In instrumentation mode, the summary view contains three different sections “most called functions,” “functions with most individual work” and “functions taking longest.” The “most called functions” section lists the functions that were called the highest number of times, and lists the total number of calls for each of them. “Functions with most individual work” details the functions that have the most time spent inside that function and not in any sub-function (since we capture all function entries and exits in instrumentation mode we can tell the exact time spent in a function). And finally, “functions taking longest” shows the functions that took the most time while including all time spent in their sub-functions (which is more like inclusive mode for sampling). The picture below shows the instrumentation summary view for our demo application. The nice thing about instrumentation is that it captures every function entry and exit, so you get absolute data to analyze, not just samples.
.jpg)
Looking at “functions with most individual work,” we can confirm what we learned from sampling, that Rational.reduce is the function that is using the most CPU time. But we also can glean another useful bit of information from this page that we couldn’t see in sampling mode. We can see in “most called functions” that System.Array.GetUpperBound is being called almost 87,000 times, much more then any other function. Also you may notice the 0x2b000001 listed at the bottom of functions with most individual work. This is simply an unresolved function as I did not have all of my symbol paths configured correctly before this profiling run.

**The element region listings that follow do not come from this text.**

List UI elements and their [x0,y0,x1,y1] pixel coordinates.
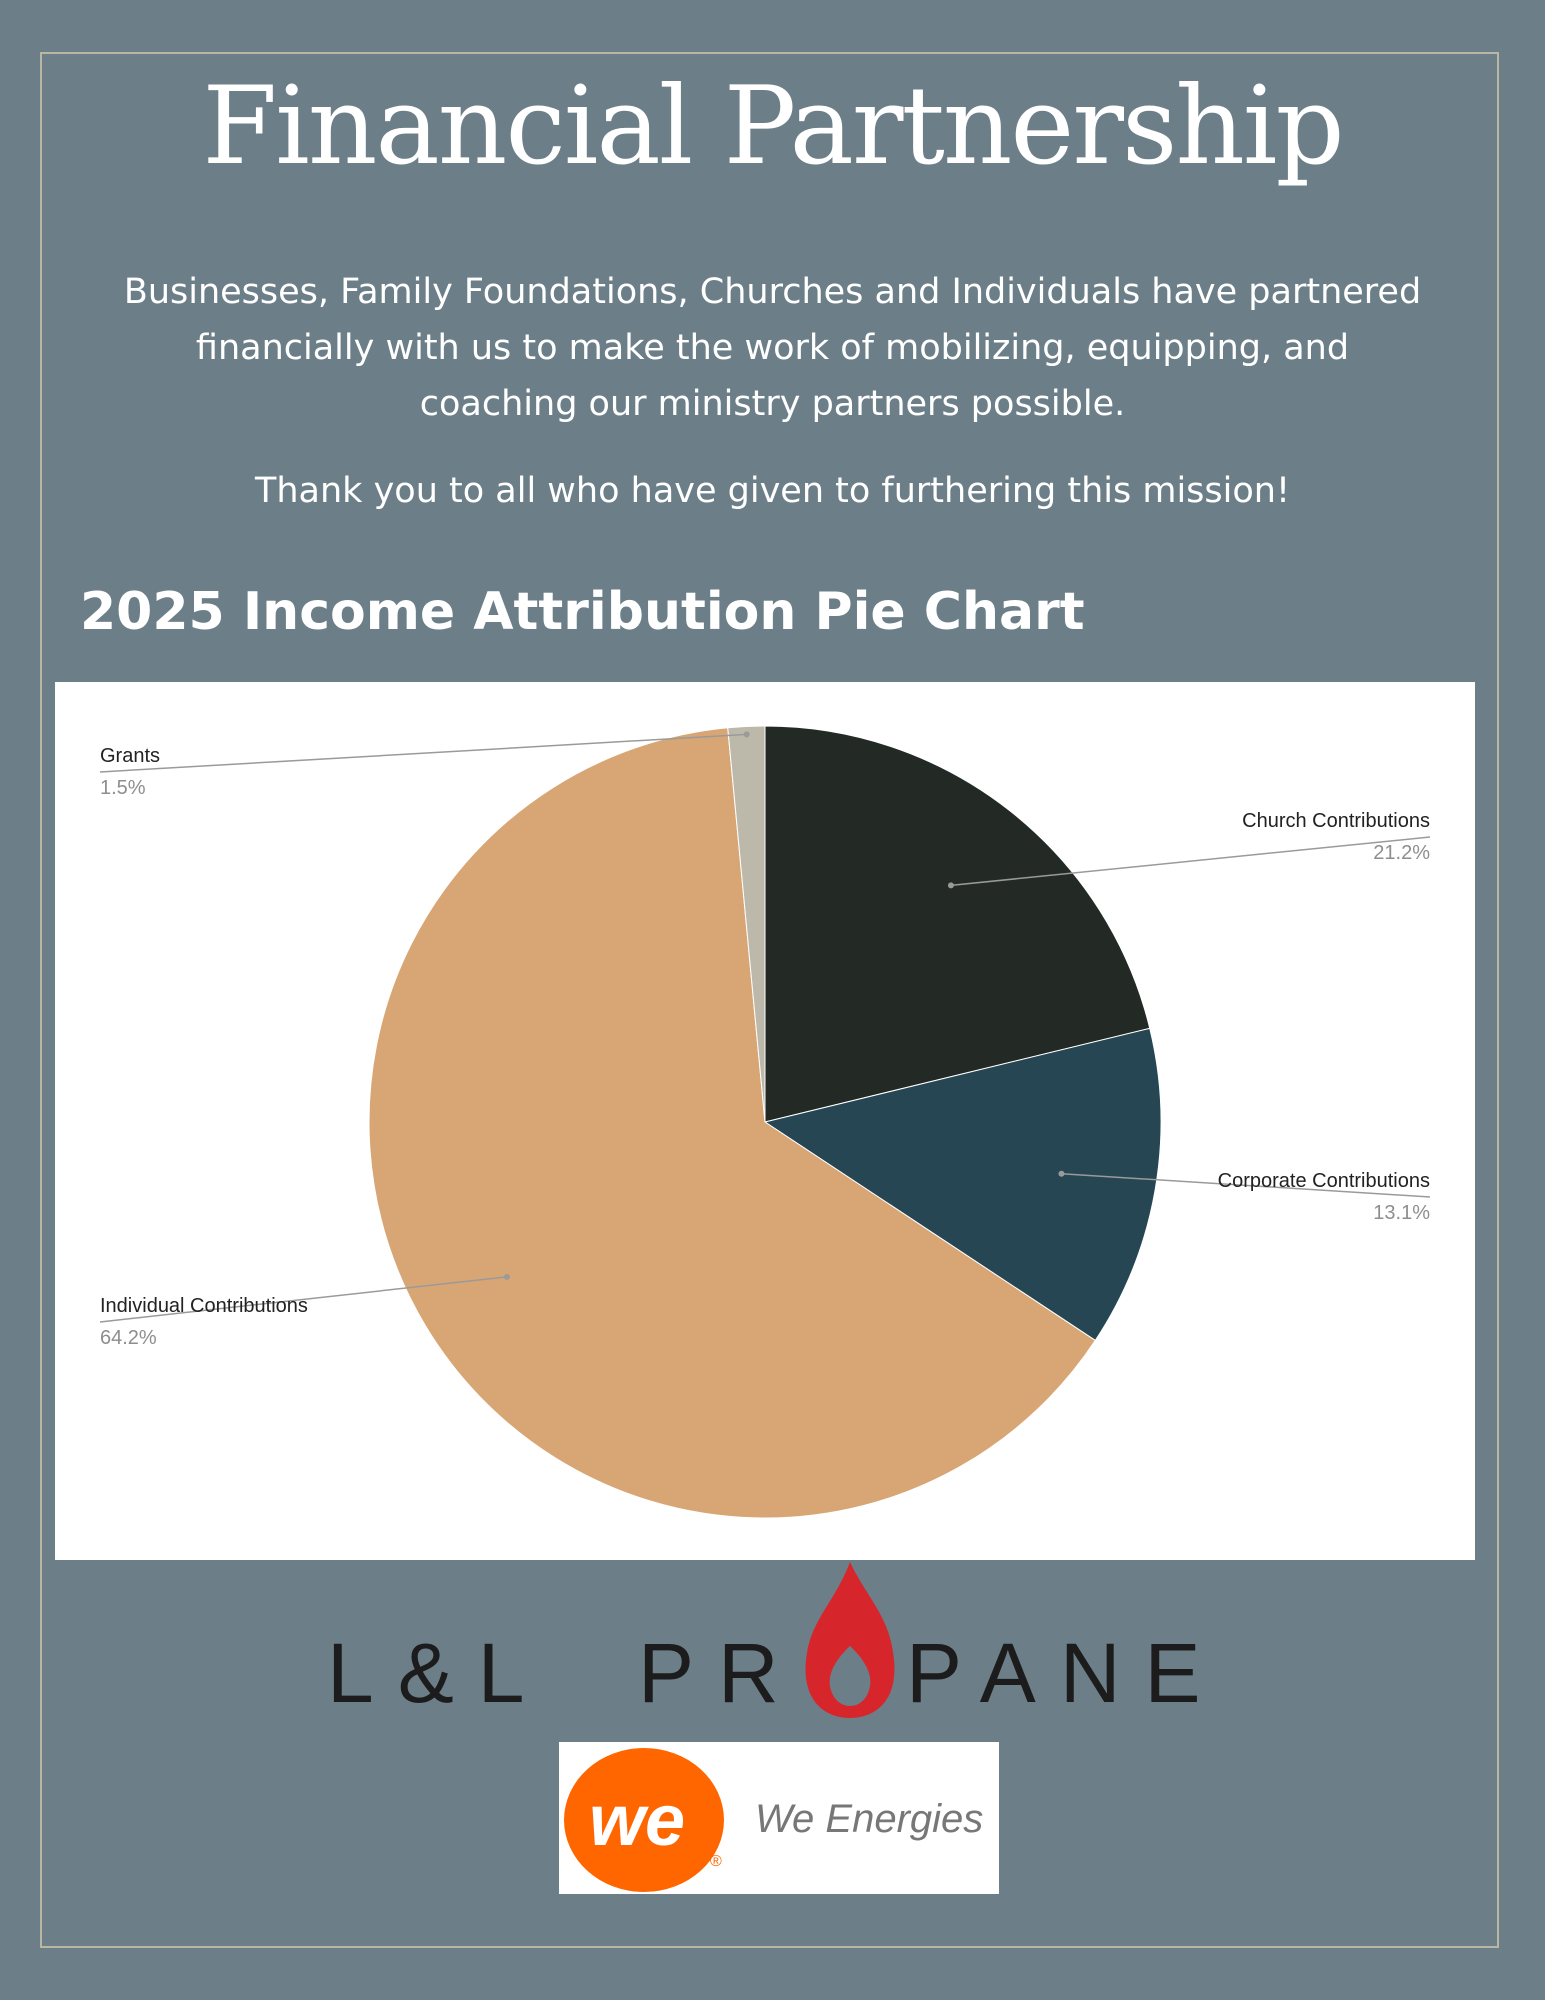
slice-label-corporate-contributions: Corporate Contributions [1217,1170,1430,1192]
ll-propane-text-right-b: PANE [906,1626,1225,1720]
leader-dot-individual-contributions [504,1274,510,1280]
slice-label-individual-contributions: Individual Contributions [100,1295,308,1317]
we-energies-name: We Energies [755,1797,984,1841]
intro-line-2: financially with us to make the work of mobilizing, equipping, and [195,328,1350,368]
sponsor-logos [0,1560,1545,1900]
ll-propane-logo [320,1560,1240,1720]
intro-line-1: Businesses, Family Foundations, Churches and Individuals have partnered [123,272,1422,312]
slice-value-church-contributions: 21.2% [1373,842,1430,864]
page-title: Financial Partnership [202,64,1343,189]
chart-title: 2025 Income Attribution Pie Chart [80,582,1085,642]
we-energies-logo [559,1742,999,1894]
pie-chart [55,682,1475,1560]
slice-value-grants: 1.5% [100,777,146,799]
pie-chart-panel [55,682,1475,1560]
slice-label-church-contributions: Church Contributions [1242,810,1430,832]
intro-line-3: coaching our ministry partners possible. [419,384,1126,424]
slice-value-individual-contributions: 64.2% [100,1327,157,1349]
ll-propane-text-right-a: PR [638,1626,803,1720]
leader-dot-church-contributions [948,882,954,888]
leader-dot-grants [744,731,750,737]
we-energies-registered-mark: ® [710,1853,722,1870]
intro-paragraph [80,264,1465,432]
thank-you-text: Thank you to all who have given to furthering this mission! [254,471,1290,511]
slice-value-corporate-contributions: 13.1% [1373,1202,1430,1224]
flame-o-icon [806,1562,895,1718]
slice-label-grants: Grants [100,745,161,767]
ll-propane-text-left: L&L [327,1626,549,1720]
leader-dot-corporate-contributions [1058,1171,1064,1177]
we-energies-mark-text: we [588,1781,686,1861]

The final type of summary view is the summary view for runs of the profiler that have object allocation collection enabled. Object allocation collection only works for .NET applications, and it captures all allocations and de-allocations of managed types and can tell you which function performed the allocation. You can turn on object allocation by right-clicking on a performance session and checking the collection option on the first property page. Pictured below is a view of the summary screen for an object allocation run. First off, it listed the functions that allocated the highest percent of bytes compared to the total number of bytes allocated during the profiling run. Then it listed the types that allocated the highest total percent of bytes. And finally, it lists the types that had the most instances allocated during the profiling run. From this view we can see that most of our memory space is being used by strings and string builders in this profiling run. If we are running into memory issues, we can use some of the more detailed allocation views to see who is allocating all of the strings.
.jpg)
So by using the summary views we were able to isolate two possible performance issues in our code. First, we learned that Rational.reduce is the function that takes up the majority of processing time. Second, we learned that System.Array.GetUpperBound is being called a very large number of times. These are the type of top level performance issues that you can find with summary view without having to drill into any of the more detailed views of the performance report.